There have been numerous attacks on Islam outside of legislation as well. The National Observatory of Islamophobia reported that in 2020, there were 235 attacks targeting Muslims in France. This is a significant increase from 2019, when there were 154 reported attacks.
French President Emmanuel Macron has enabled much of this Islamophobia. In 2020, Macron described Islam as a religion “in crisis.” Macron also reportedly said that the hijab is not in accordance with French ideals.
All of this is clear evidence of Islamophobia. Many people who are vehemently against the hijab, who say it is oppressive of women, claim they are feminists. However, this is a form of White feminism, which really isn’t feminism at all, as it fails to take into account diverse perspectives and experiences. True, intersectional feminism focuses on the eradication of the patriarchy and the empowerment of all women — all people, really — to make choices for themselves.
“White feminism, which really isn’t feminism at all, as it fails to take into account diverse perspectives and experiences.”
Many of the same people who claim the hijab is oppressive are the ones who will say school dress codes are oppressive, because one cannot and should not tell someone else what they should wear. This reeks of ignorance; telling someone what they’re choosing to wear is oppressive is the same thing as dictating what they can and cannot wear. Giving people the freedom to choose what they can wear means giving this choice to all people, regardless of their religious beliefs.
This extreme prevalence of Islamophobia is certainly not unique to France — it is rampant in many Western nations, including the U.S.
In the U.S., after 9/11, hate crimes against Muslims were five times as common than before 9/11. This statistic was reported in 2016 as well; hate crimes against Muslims still occurred at this level of frequency.
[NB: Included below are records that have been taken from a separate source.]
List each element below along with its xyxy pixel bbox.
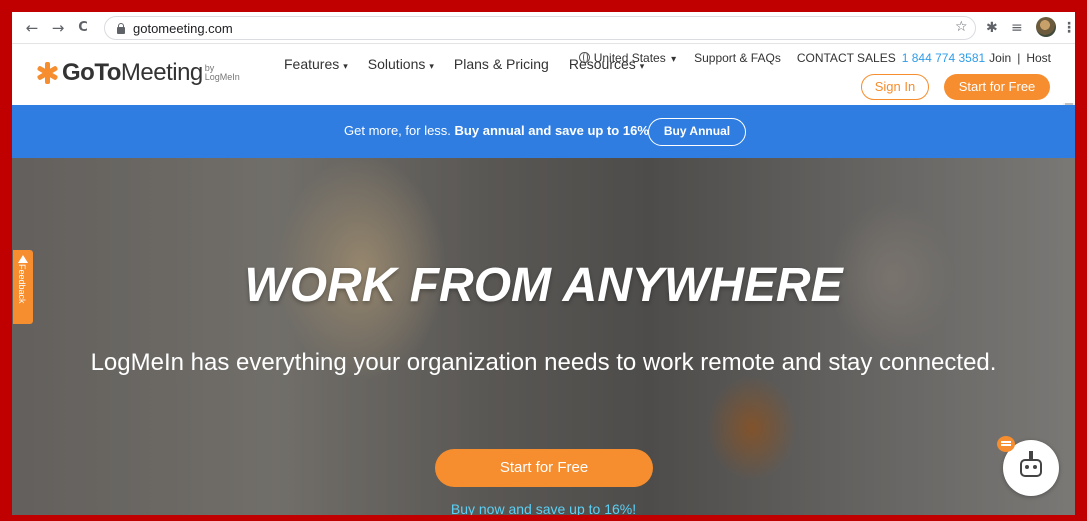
gotomeeting-logo[interactable]: GoToMeeting by LogMeIn	[36, 48, 240, 98]
logo-wordmark: GoToMeeting	[62, 59, 203, 86]
phone-link[interactable]: 1 844 774 3581	[902, 51, 985, 65]
browser-toolbar: ← → C gotomeeting.com ☆ ✱ ≡ ⋮	[12, 12, 1075, 44]
robot-icon	[1020, 459, 1042, 477]
menu-icon[interactable]: ⋮	[1062, 19, 1075, 37]
support-link[interactable]: Support & FAQs	[694, 51, 781, 65]
bookmark-star-icon[interactable]: ☆	[955, 19, 968, 35]
reload-icon[interactable]: C	[73, 18, 93, 38]
nav-plans-pricing[interactable]: Plans & Pricing	[454, 56, 549, 72]
profile-avatar[interactable]	[1036, 17, 1056, 37]
join-link[interactable]: Join	[989, 51, 1011, 65]
lock-icon	[117, 23, 125, 34]
start-free-button[interactable]: Start for Free	[944, 74, 1050, 100]
promo-bold-text: Buy annual and save up to 16%	[454, 123, 649, 138]
utility-links: United States ▾ Support & FAQs CONTACT S…	[578, 51, 1051, 65]
hero-promo-link[interactable]: Buy now and save up to 16%!	[12, 501, 1075, 515]
url-text[interactable]: gotomeeting.com	[133, 21, 233, 36]
buy-annual-button[interactable]: Buy Annual	[648, 118, 746, 146]
chat-bubble-icon	[997, 436, 1015, 452]
browser-window: ← → C gotomeeting.com ☆ ✱ ≡ ⋮ United Sta…	[12, 12, 1075, 515]
chevron-down-icon: ▾	[343, 62, 348, 72]
contact-sales-label: CONTACT SALES	[796, 51, 896, 65]
sign-in-button[interactable]: Sign In	[861, 74, 929, 100]
megaphone-icon	[18, 255, 28, 263]
address-bar[interactable]: gotomeeting.com ☆	[104, 16, 976, 40]
chevron-down-icon: ▾	[429, 62, 434, 72]
host-link[interactable]: Host	[1026, 51, 1051, 65]
nav-features[interactable]: Features ▾	[284, 56, 348, 72]
main-nav: Features ▾ Solutions ▾ Plans & Pricing Res…	[284, 56, 644, 72]
chevron-down-icon: ▾	[639, 62, 645, 72]
promo-banner: Get more, for less. Buy annual and save …	[12, 105, 1075, 158]
hero-subtitle: LogMeIn has everything your organization…	[90, 349, 997, 376]
separator: |	[1017, 51, 1021, 65]
feedback-label: Feedback	[17, 264, 27, 304]
promo-text: Get more, for less. Buy annual and save …	[344, 123, 649, 138]
media-control-icon[interactable]: ≡	[1011, 19, 1023, 37]
nav-resources[interactable]: Resources ▾	[569, 56, 644, 72]
hero-section: WORK FROM ANYWHERE LogMeIn has everythin…	[12, 158, 1075, 515]
chatbot-button[interactable]	[997, 436, 1059, 496]
site-header: United States ▾ Support & FAQs CONTACT S…	[12, 45, 1075, 103]
nav-solutions[interactable]: Solutions ▾	[368, 56, 434, 72]
hero-start-free-button[interactable]: Start for Free	[435, 449, 653, 487]
feedback-tab[interactable]: Feedback	[13, 250, 33, 324]
logo-mark-icon	[36, 62, 59, 84]
hero-headline: WORK FROM ANYWHERE	[244, 259, 843, 312]
back-icon[interactable]: ←	[22, 18, 42, 38]
extensions-icon[interactable]: ✱	[986, 19, 998, 37]
logo-by-logmein: by LogMeIn	[204, 63, 240, 82]
chevron-down-icon: ▾	[671, 54, 677, 65]
forward-icon[interactable]: →	[48, 18, 68, 38]
robot-antenna	[1029, 451, 1033, 459]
According to the Pew Research Center, in 2016, there were 307 anti-Muslim hate crimes, taking the form of assault, intimidation and property damage.
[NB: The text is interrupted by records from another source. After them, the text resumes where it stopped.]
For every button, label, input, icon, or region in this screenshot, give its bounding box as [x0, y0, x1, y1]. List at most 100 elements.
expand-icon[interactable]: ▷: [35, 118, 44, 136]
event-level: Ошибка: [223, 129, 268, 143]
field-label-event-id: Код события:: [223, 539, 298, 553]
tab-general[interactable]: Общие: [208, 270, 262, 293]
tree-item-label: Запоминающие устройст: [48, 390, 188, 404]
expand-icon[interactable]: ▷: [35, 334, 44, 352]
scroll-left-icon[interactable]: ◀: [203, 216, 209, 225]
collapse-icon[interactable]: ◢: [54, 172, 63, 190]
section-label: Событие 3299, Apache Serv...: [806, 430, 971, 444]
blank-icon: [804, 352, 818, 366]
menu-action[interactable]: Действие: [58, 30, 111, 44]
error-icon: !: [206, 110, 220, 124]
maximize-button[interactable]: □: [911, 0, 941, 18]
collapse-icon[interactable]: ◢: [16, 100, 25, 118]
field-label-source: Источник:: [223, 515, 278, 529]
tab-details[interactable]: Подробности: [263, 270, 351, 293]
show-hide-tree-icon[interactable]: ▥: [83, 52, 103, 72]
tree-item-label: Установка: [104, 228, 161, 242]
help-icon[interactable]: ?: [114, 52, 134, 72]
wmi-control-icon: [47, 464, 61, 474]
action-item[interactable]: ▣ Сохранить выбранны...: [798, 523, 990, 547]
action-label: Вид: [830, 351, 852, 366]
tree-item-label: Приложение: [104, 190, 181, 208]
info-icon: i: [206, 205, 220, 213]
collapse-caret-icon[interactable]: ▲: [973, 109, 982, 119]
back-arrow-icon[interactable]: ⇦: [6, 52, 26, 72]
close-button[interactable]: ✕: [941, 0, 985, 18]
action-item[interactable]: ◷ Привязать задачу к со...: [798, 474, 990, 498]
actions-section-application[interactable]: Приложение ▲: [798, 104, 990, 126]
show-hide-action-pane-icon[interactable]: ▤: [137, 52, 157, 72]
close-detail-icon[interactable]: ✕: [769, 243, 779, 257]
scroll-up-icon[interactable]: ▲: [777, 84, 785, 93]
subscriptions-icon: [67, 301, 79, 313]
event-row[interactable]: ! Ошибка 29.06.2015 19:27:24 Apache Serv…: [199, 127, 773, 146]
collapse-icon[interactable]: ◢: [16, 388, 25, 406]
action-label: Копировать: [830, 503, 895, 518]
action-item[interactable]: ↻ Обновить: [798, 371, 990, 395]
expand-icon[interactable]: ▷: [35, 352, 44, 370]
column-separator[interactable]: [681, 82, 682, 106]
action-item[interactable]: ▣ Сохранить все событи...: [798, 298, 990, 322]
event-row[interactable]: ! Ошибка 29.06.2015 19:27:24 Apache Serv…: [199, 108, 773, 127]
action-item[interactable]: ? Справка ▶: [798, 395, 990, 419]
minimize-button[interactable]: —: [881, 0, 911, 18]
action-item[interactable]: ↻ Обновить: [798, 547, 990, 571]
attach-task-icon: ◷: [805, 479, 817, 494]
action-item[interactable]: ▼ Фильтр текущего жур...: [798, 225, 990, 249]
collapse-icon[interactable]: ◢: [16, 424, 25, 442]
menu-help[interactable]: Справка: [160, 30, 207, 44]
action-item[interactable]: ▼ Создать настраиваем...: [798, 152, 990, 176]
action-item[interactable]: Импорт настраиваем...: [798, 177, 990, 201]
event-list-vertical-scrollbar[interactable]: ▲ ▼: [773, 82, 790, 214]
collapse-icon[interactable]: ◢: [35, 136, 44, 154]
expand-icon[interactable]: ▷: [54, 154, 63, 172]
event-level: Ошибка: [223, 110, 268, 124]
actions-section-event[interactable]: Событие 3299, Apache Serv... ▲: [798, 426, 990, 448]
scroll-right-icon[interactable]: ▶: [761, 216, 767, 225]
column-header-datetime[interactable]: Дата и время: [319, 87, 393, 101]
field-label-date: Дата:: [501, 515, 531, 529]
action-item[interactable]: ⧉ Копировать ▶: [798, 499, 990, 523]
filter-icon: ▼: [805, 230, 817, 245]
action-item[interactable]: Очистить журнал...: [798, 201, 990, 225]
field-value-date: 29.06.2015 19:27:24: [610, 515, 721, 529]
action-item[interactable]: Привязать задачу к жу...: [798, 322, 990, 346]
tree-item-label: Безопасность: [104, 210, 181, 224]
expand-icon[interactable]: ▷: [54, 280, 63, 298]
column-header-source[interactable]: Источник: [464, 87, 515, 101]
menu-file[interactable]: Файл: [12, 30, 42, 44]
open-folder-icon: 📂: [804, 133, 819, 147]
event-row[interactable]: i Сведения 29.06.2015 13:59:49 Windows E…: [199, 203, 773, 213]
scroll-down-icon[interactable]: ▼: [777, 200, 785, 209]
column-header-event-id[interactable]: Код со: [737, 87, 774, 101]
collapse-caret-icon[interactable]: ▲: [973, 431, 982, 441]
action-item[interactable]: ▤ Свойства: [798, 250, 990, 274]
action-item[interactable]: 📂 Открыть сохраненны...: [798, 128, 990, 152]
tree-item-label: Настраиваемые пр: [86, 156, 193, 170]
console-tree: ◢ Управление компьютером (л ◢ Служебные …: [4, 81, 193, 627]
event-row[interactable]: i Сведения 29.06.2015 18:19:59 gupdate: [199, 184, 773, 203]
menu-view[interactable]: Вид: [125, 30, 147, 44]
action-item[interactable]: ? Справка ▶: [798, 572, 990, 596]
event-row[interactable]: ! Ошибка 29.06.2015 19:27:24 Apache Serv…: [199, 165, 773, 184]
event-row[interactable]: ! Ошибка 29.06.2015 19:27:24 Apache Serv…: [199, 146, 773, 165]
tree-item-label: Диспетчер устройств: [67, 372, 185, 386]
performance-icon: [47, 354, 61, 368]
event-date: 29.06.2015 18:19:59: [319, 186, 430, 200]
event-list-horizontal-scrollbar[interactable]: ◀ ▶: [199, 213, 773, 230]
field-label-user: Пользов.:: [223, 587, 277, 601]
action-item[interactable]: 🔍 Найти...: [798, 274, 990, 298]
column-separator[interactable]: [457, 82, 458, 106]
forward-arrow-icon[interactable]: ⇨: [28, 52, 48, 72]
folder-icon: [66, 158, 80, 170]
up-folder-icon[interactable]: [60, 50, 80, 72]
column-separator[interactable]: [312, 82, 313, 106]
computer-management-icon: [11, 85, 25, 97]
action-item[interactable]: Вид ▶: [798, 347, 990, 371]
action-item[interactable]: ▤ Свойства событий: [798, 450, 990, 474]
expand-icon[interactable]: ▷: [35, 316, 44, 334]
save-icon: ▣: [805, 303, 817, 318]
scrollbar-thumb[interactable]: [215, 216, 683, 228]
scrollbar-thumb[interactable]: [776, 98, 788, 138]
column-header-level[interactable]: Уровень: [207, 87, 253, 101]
“According to the Pew Research Center, in 2016, there were 307 anti-Muslim hate crimes, taking the form of assault, intimidation and property damage”
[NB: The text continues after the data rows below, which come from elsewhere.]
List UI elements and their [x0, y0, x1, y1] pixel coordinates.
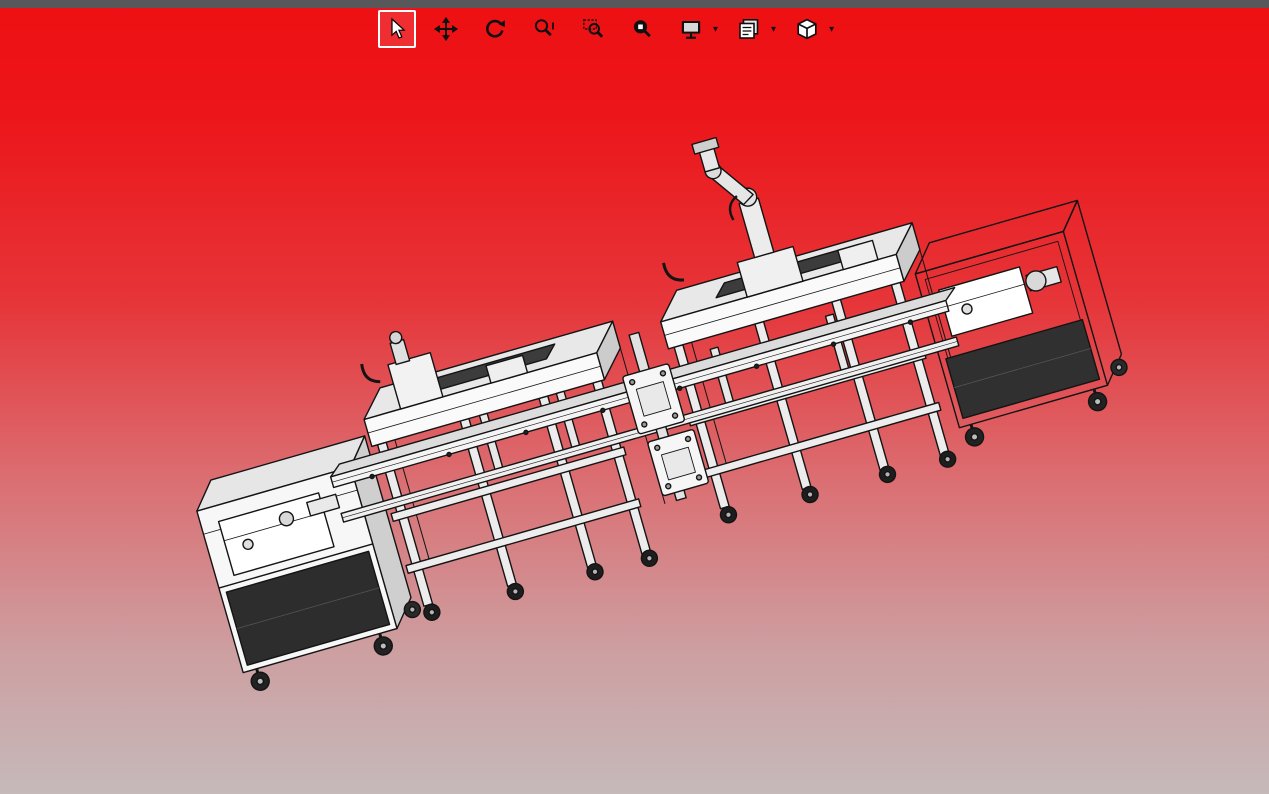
- magnifier-window-icon: [581, 17, 605, 41]
- sheet-views-icon: [737, 17, 761, 41]
- rotate-button[interactable]: [476, 10, 514, 48]
- display-mode-button[interactable]: [672, 10, 710, 48]
- cube-icon: [795, 17, 819, 41]
- pan-button[interactable]: [427, 10, 465, 48]
- view-toolbar: ▾ ▾ ▾: [378, 10, 846, 48]
- zoom-window-button[interactable]: [574, 10, 612, 48]
- cursor-arrow-icon: [385, 17, 409, 41]
- standard-views-dropdown-arrow-icon[interactable]: ▾: [771, 24, 776, 35]
- monitor-icon: [679, 17, 703, 41]
- machine-assembly-model: [196, 136, 1128, 691]
- magnifier-fit-icon: [630, 17, 654, 41]
- right-cart: [914, 199, 1128, 447]
- zoom-fit-button[interactable]: [623, 10, 661, 48]
- 3d-viewport[interactable]: [0, 8, 1269, 794]
- rotate-arrows-icon: [483, 17, 507, 41]
- pan-arrows-icon: [434, 17, 458, 41]
- orientation-dropdown-arrow-icon[interactable]: ▾: [829, 24, 834, 35]
- zoom-in-out-button[interactable]: [525, 10, 563, 48]
- magnifier-zoom-icon: [532, 17, 556, 41]
- display-mode-dropdown-arrow-icon[interactable]: ▾: [713, 24, 718, 35]
- robot-arm: [691, 136, 804, 298]
- orientation-button[interactable]: [788, 10, 826, 48]
- standard-views-button[interactable]: [730, 10, 768, 48]
- select-button[interactable]: [378, 10, 416, 48]
- window-top-bar: [0, 0, 1269, 8]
We all saw examples of Islamophobia in legislation quite recently with former U.S. President Donald Trump’s Executive Order 13769, commonly known as the “Muslim Ban.” Among other things, this Executive Order prevented people from seven predominantly Muslim nations from visiting the country for 90 days. Like Macron, Trump used anti-Islam rhetoric to attempt to support his actions.
These headlines regarding the prohibition of the hijab are not things we can just brush aside, saying, “Oh, it’s in France, we don’t need to pay attention to it.” Islamophobia is prevalent in the U.S. as well, and has been for years. It is a symptom of the White supremacy that has plagued this nation since its inception. Activism must be intersectional and accommodate everyone, regardless of religion. We cannot stop paying attention to issues simply because they are not occurring in our nation — the reality is, these issues are here too.